Just a suggestion, but what if the limit was increased but for members only.  A bit of a benefit for being a member, and therefore highly unlikely that a spambot or troll would be taking advantage of it.


----------



## Fishbone Jones (5 Mar 2011)

airmich said:
			
		

> Just a suggestion, but what if the limit was increased but for members subscribers only.  A bit of a benefit for being a member subscriber, and therefore highly unlikely that a spambot or troll would be taking advantage of it.



 Fixed that for you


----------



## navymich (5 Mar 2011)

recceguy said:
			
		

> Fixed that for you



Thanks!  Glad someone knew what I meant!


----------



## Journeyman (7 Mar 2011)

Mike, I think that even doubling it to 20 would be more than enough -- especially since even the current limit of 10 is reached only on rare occasions.
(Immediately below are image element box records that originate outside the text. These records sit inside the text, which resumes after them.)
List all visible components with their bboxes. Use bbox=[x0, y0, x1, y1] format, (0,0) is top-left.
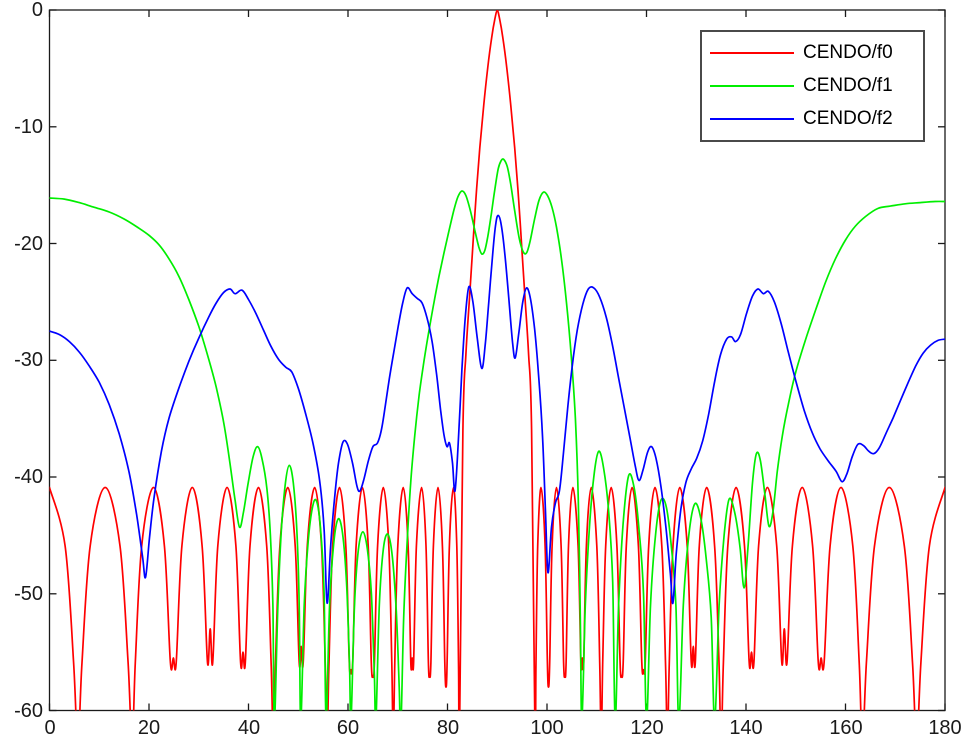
y-tick-label: -20 bbox=[14, 233, 43, 255]
x-tick-label: 100 bbox=[530, 717, 564, 739]
x-tick-label: 120 bbox=[630, 717, 664, 739]
legend-line-sample-f0 bbox=[710, 51, 794, 54]
legend-label: CENDO/f2 bbox=[803, 108, 893, 130]
legend-line-sample-f2 bbox=[710, 118, 794, 121]
legend-label: CENDO/f1 bbox=[803, 74, 893, 96]
x-tick-label: 40 bbox=[237, 717, 261, 739]
y-tick-label: -10 bbox=[14, 116, 43, 138]
series-curves bbox=[49, 10, 945, 711]
x-tick-label: 20 bbox=[137, 717, 161, 739]
x-tick-label: 60 bbox=[336, 717, 360, 739]
legend-entry: CENDO/f1 bbox=[702, 75, 923, 97]
series-line-cendo-f2 bbox=[49, 214, 945, 605]
legend-entry: CENDO/f2 bbox=[702, 108, 923, 130]
legend-label: CENDO/f0 bbox=[803, 41, 893, 63]
y-tick-label: -60 bbox=[14, 700, 43, 722]
x-tick-label: 160 bbox=[829, 717, 863, 739]
y-tick-label: 0 bbox=[31, 0, 43, 21]
x-tick-label: 80 bbox=[436, 717, 460, 739]
y-tick-label: -30 bbox=[14, 349, 43, 371]
x-tick-label: 0 bbox=[44, 717, 56, 739]
legend-entry: CENDO/f0 bbox=[702, 42, 923, 64]
legend: CENDO/f0 CENDO/f1 CENDO/f2 bbox=[700, 30, 925, 142]
x-tick-label: 180 bbox=[928, 717, 962, 739]
legend-line-sample-f1 bbox=[710, 84, 794, 87]
series-line-cendo-f1 bbox=[49, 158, 945, 711]
x-tick-label: 140 bbox=[729, 717, 763, 739]
y-tick-label: -50 bbox=[14, 583, 43, 605]
y-tick-label: -40 bbox=[14, 466, 43, 488]
series-line-cendo-f0 bbox=[49, 10, 945, 711]
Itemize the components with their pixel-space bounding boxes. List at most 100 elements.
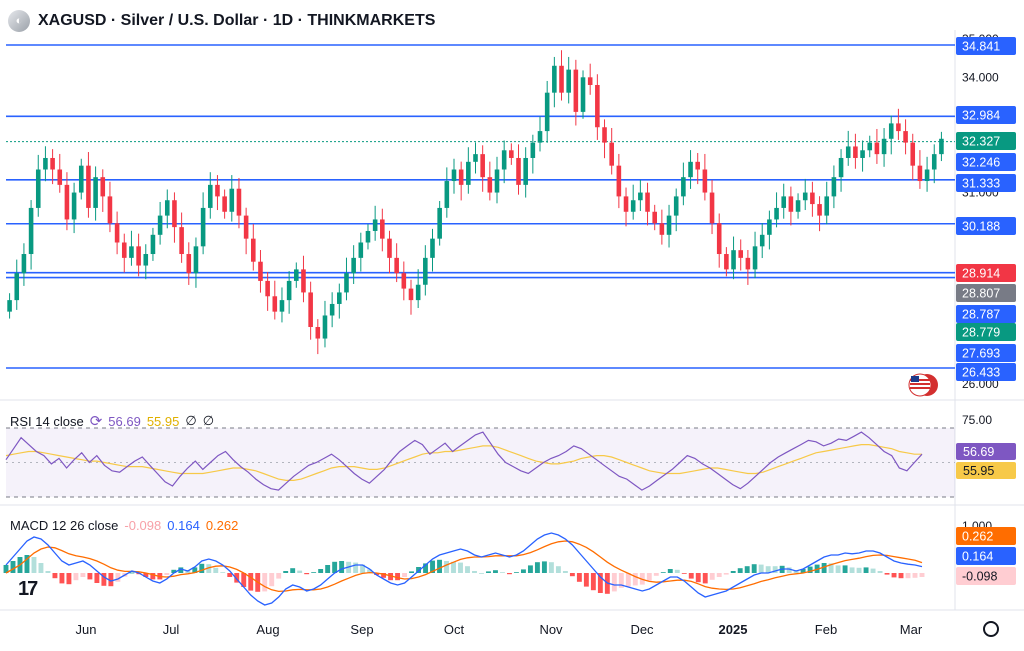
macd-signal-value: 0.262: [205, 518, 239, 533]
macd-legend[interactable]: MACD 12 26 close -0.098 0.164 0.262: [10, 518, 238, 533]
price-level-badge: [956, 174, 1016, 192]
candle-body: [143, 254, 149, 266]
macd-histogram-bar: [821, 563, 827, 573]
macd-histogram-bar: [507, 573, 512, 575]
price-level-label: 32.327: [962, 135, 1000, 149]
rsi-ma-line: [5, 444, 922, 481]
macd-hist-value: -0.098: [124, 518, 162, 533]
macd-histogram-bar: [283, 571, 289, 573]
macd-histogram-bar: [206, 564, 212, 573]
macd-histogram-bar: [234, 573, 240, 583]
macd-histogram-bar: [311, 572, 317, 573]
candle-body: [595, 84, 600, 128]
macd-histogram-bar: [276, 573, 282, 579]
price-level-label: 31.333: [962, 177, 1000, 191]
macd-histogram-bar: [227, 573, 233, 577]
rsi-value: 56.69: [108, 413, 141, 429]
macd-histogram-bar: [444, 561, 449, 573]
rsi-legend[interactable]: RSI 14 close ⟳ 56.69 55.95 ∅ ∅: [10, 412, 214, 430]
candle-body: [28, 207, 34, 255]
macd-histogram-bar: [241, 573, 247, 587]
candle-body: [759, 234, 765, 247]
macd-histogram-bar: [192, 567, 198, 573]
candle-body: [344, 273, 349, 293]
price-level-badge: [956, 217, 1016, 235]
candle-body: [129, 246, 134, 258]
candle-body: [537, 131, 543, 143]
candle-body: [709, 192, 715, 224]
us-flag-icon: [908, 373, 938, 397]
candle-body: [358, 242, 364, 258]
macd-label: MACD 12 26 close: [10, 518, 119, 533]
candle-body: [301, 269, 306, 293]
macd-histogram-bar: [318, 569, 324, 573]
candle-body: [387, 238, 392, 258]
candle-body: [874, 142, 880, 155]
candle-body: [322, 315, 328, 339]
macd-histogram-bar: [590, 573, 596, 591]
macd-histogram-bar: [374, 573, 380, 575]
candle-body: [337, 292, 342, 304]
candle-body: [243, 215, 249, 239]
candle-body: [623, 196, 629, 212]
time-tick-label: Feb: [815, 622, 837, 637]
price-level-badge: [956, 305, 1016, 323]
settings-icon[interactable]: [983, 621, 999, 637]
candle-body: [71, 192, 77, 220]
candle-body: [652, 211, 657, 224]
candle-body: [458, 169, 464, 185]
macd-histogram-bar: [653, 573, 659, 576]
tradingview-logo[interactable]: 17: [18, 578, 38, 600]
macd-histogram-bar: [437, 559, 442, 573]
macd-histogram-bar: [472, 571, 477, 573]
candle-body: [702, 169, 708, 193]
macd-signal-line: [5, 540, 923, 593]
rsi-badge: [956, 443, 1016, 460]
macd-histogram-bar: [912, 573, 918, 578]
macd-histogram-bar: [381, 573, 387, 578]
candle-body: [200, 207, 206, 247]
macd-histogram-bar: [877, 571, 883, 573]
price-level-badge: [956, 344, 1016, 362]
macd-histogram-bar: [898, 573, 904, 579]
rsi-label: RSI 14 close: [10, 413, 84, 429]
candle-body: [573, 69, 579, 112]
candle-body: [695, 161, 700, 170]
candle-body: [193, 246, 199, 274]
candle-body: [50, 157, 55, 170]
macd-histogram-bar: [548, 562, 554, 573]
macd-histogram-bar: [555, 566, 561, 573]
macd-histogram-bar: [213, 567, 219, 573]
macd-histogram-bar: [772, 566, 778, 573]
macd-line: [5, 532, 923, 606]
candle-body: [258, 261, 263, 281]
candle-body: [917, 165, 923, 182]
candle-body: [566, 69, 571, 93]
macd-badge: [956, 547, 1016, 565]
price-level-badge: [956, 264, 1016, 282]
price-level-badge: [956, 323, 1016, 341]
macd-histogram-bar: [416, 567, 421, 573]
macd-histogram-bar: [304, 573, 310, 575]
macd-histogram-bar: [59, 573, 65, 584]
candle-body: [351, 257, 356, 274]
candle-body: [888, 123, 894, 139]
candle-body: [516, 157, 521, 185]
candle-body: [437, 207, 442, 239]
candle-body: [638, 192, 643, 201]
candle-body: [781, 196, 787, 208]
candle-body: [881, 138, 887, 155]
candle-body: [272, 296, 278, 312]
candle-body: [78, 165, 84, 193]
macd-histogram-bar: [388, 573, 394, 581]
candle-body: [831, 177, 837, 197]
candle-body: [767, 219, 772, 235]
time-tick-label: Mar: [900, 622, 923, 637]
macd-histogram-bar: [94, 573, 100, 583]
candle-body: [817, 204, 822, 216]
candle-body: [136, 246, 141, 266]
macd-histogram-bar: [737, 568, 743, 573]
macd-histogram-bar: [108, 573, 114, 587]
macd-histogram-bar: [891, 573, 897, 578]
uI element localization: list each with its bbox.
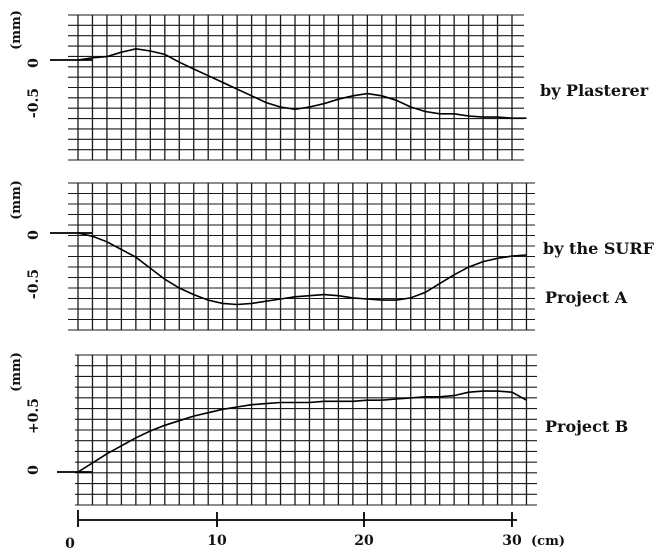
panel-project-a-grid	[50, 182, 535, 331]
x-tick-label-10: 10	[207, 533, 227, 549]
panel-project-b-ylabel: (mm)	[9, 352, 24, 392]
panel-project-b-ytick-0: +0.5	[26, 398, 42, 434]
panel-project-a-ylabel: (mm)	[9, 180, 24, 220]
panel-project-b-ytick-1: 0	[26, 465, 42, 475]
panel-project-a: (mm) 0 -0.5 by the SURF Project A	[9, 180, 655, 331]
panel-project-a-label-line1: by the SURF	[543, 239, 655, 258]
panel-project-a-label-line2: Project A	[545, 288, 628, 307]
x-tick-label-20: 20	[354, 533, 374, 549]
x-tick-label-0: 0	[65, 536, 75, 552]
panel-plasterer-ylabel: (mm)	[9, 10, 24, 50]
x-tick-label-30: 30	[502, 533, 522, 549]
panel-project-b-label: Project B	[545, 417, 628, 436]
panel-project-a-ytick-1: -0.5	[26, 269, 42, 299]
panel-plasterer-ytick-0: 0	[26, 58, 42, 68]
panel-plasterer-curve	[77, 47, 527, 119]
panel-plasterer-grid	[50, 14, 524, 161]
panel-plasterer-label: by Plasterer	[540, 81, 649, 100]
panel-project-b-grid	[57, 354, 537, 506]
panel-project-b-curve	[77, 390, 527, 473]
panel-project-b: (mm) +0.5 0 Project B	[9, 352, 628, 506]
x-unit-label: (cm)	[531, 534, 565, 549]
panel-project-a-curve	[77, 232, 527, 306]
panel-plasterer-ytick-1: -0.5	[26, 88, 42, 118]
panel-project-a-ytick-0: 0	[26, 230, 42, 240]
x-axis: 0 10 20 30 (cm)	[65, 510, 565, 552]
panel-plasterer: (mm) 0 -0.5 by Plasterer	[9, 10, 649, 161]
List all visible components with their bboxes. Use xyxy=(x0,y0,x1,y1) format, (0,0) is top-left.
I also like Michelle's idea of having the amount raised only for subscribers; extortion is an ugly term, but "added benefit of subscribing" sounds fine.  ;D


----------



## jollyjacktar (7 Mar 2011)

I agree.  I only had need once for more than 10, and it would have been nice to have it then.  And that is not to say that the need would not arise once again.  Subscribers should have a perk.


----------



## Mike Bobbitt (7 Mar 2011)

Unfortunately the forums software doesn't include the ability to change the max # of PM's per hour on a group basis, but I have bumped the global cap up to 20.


----------



## Journeyman (7 Mar 2011)

Thanks. There's no one I really wanted to talk to anyway


----------